Thad Hill T’95, the President and Chief Executive Officer of Calpine Corporation, provided a power generator’s perspective on how decarbonizing the economy has catalyzed the further electrification of our lives and the investment required to support such a technological overhaul. “Electricity is already a huge part of our lives and economy,” he said, “and it is only going to get bigger.” The energy transition represents “a very big, diversified, and highly investable space,” said Dan Revers T’89, the Managing Partner and Founder of ArcLight Capital Partners. Both noted the important role natural gas power generation will play alongside renewables in the electrification of the energy economy. NextEra Energy executive Mark Hickson, whose firm has made significant investments in renewable power, went a step further in his assessment. “We are just at the beginning of this energy transition,” he said. “I think we’re going to see a pretty significant ramp-up in renewables across the system.”

Frank Hermelink T’05, who leads Morgan Stanley’s European Power and Utilities investment banking team, noted how compressed returns in traditional private investing in the energy industry and related sectors have incentivized private equity firms to deploy capital in new ways – through infrastructure funds (which typically have lower return requirements) and through more global investments, especially when considering renewable development. Though returns have declined over the last five years, the lower costs of capital, combined with the enormous amounts of uninvested “dry powder” funds controlled by private equity firms, have been a boon for operating companies. Mr. Hickson pointed out that NextEra has been able to take advantage of this abundant, cheap capital from private equity firms to jointly develop new renewable projects. Mr. Hill, however, pointed out that the lower-return environment may force private investors to rethink the available exit opportunities from these energy assets over the medium and long term.
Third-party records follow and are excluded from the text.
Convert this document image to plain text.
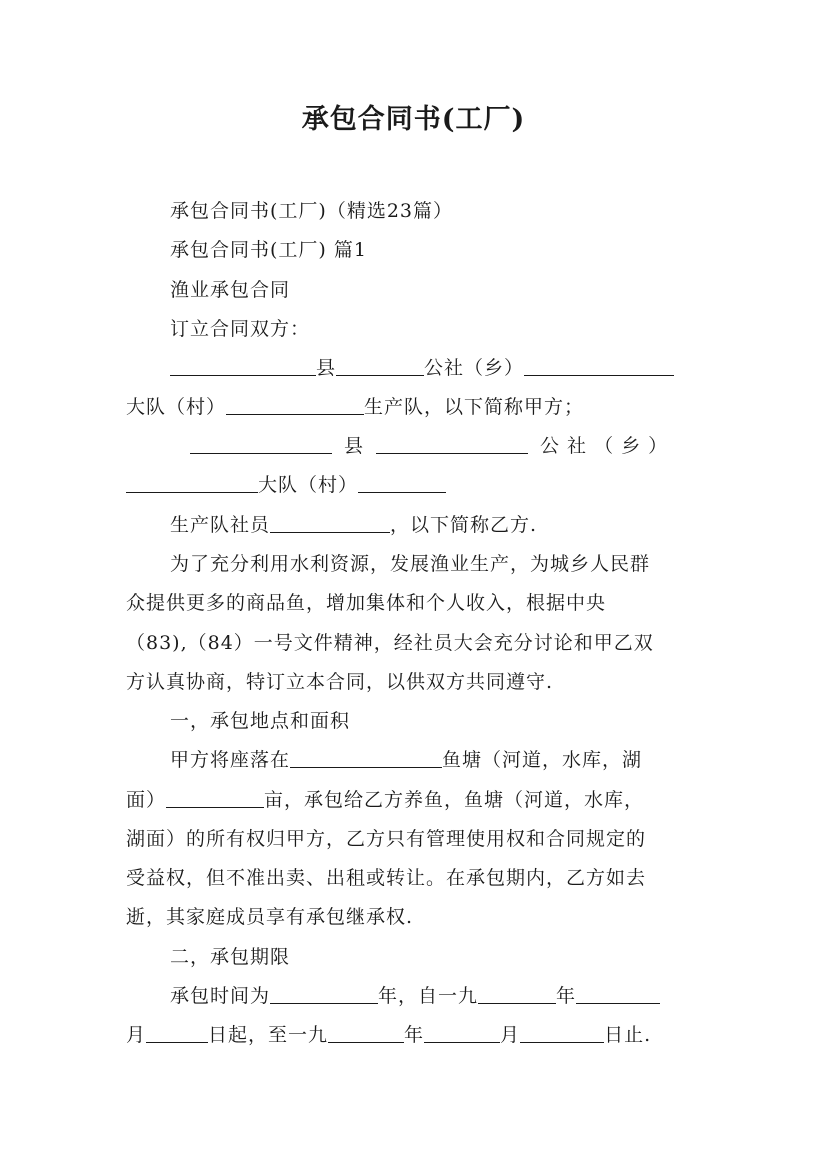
承包合同书(工厂)
承包合同书(工厂)（精选23篇）
承包合同书(工厂) 篇1
渔业承包合同
订立合同双方：
县	公社（乡）
大队（村）	生产队，以下简称甲方；
县	公 社 （ 乡 ）
大队（村）
生产队社员	，以下简称乙方.
为了充分利用水利资源，发展渔业生产，为城乡人民群
众提供更多的商品鱼，增加集体和个人收入，根据中央
（83),（84）一号文件精神，经社员大会充分讨论和甲乙双
方认真协商，特订立本合同，以供双方共同遵守.
一，承包地点和面积
甲方将座落在	鱼塘（河道，水库，湖
面）	亩，承包给乙方养鱼，鱼塘（河道，水库，
湖面）的所有权归甲方，乙方只有管理使用权和合同规定的
受益权，但不准出卖、出租或转让。在承包期内，乙方如去
逝，其家庭成员享有承包继承权.
二，承包期限
承包时间为	年，自一九	年
月	日起，至一九	年	月	日止.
Mr. Revers highlighted the growing significance of environmental, social, and governance (ESG) considerations across energy industry investment. “Over the last five years, unless you have really embraced an ESG program you are not going to raise much capital,” he said. “We are making sure that ESG concerns are looked at throughout the entire investment process.” Mike Allison, a Senior Managing Director at Stonepeak Infrastructure Partners, concurred by noting that private investors must be “very thoughtful around ESG policy in [their] overall investment strategy within firms if [they] want to continue to raise capital.” Though ESG considerations will help drive private investment into renewable power generation and clean-energy technologies, all of the panelists acknowledged that the energy transition will be gradual, and there will continue to be private investment in more conventional sources of energy like natural gas.

The panel closed with a discussion of future growth areas for energy investment, which panelists identified as hydrogen-sourced power, battery storage, carbon capture and sequestration, distributed energy, and supporting networks and systems. Mr. Allison and Mr. Hermelink identified East Asia as a destination for increasing private energy investment, in addition to North America and Europe. As policymakers and regulators increasingly target carbon emission reductions, private capital will continue to play an important role in the energy transition. “Everyone is trying to figure out this space, and I think that’s what makes it really exciting from an investment standpoint,” said Mr. Revers. “I don’t think there’s been a more interesting time to get a job in the energy industry.”

Other panel topics included: Investing Across the Software/SaaS Spectrum: Venture Capital, Growth Equity and Buyouts; Private Credit and Hybrid Equity/Credit; and Private Equity: Preparing for an Exit Panel.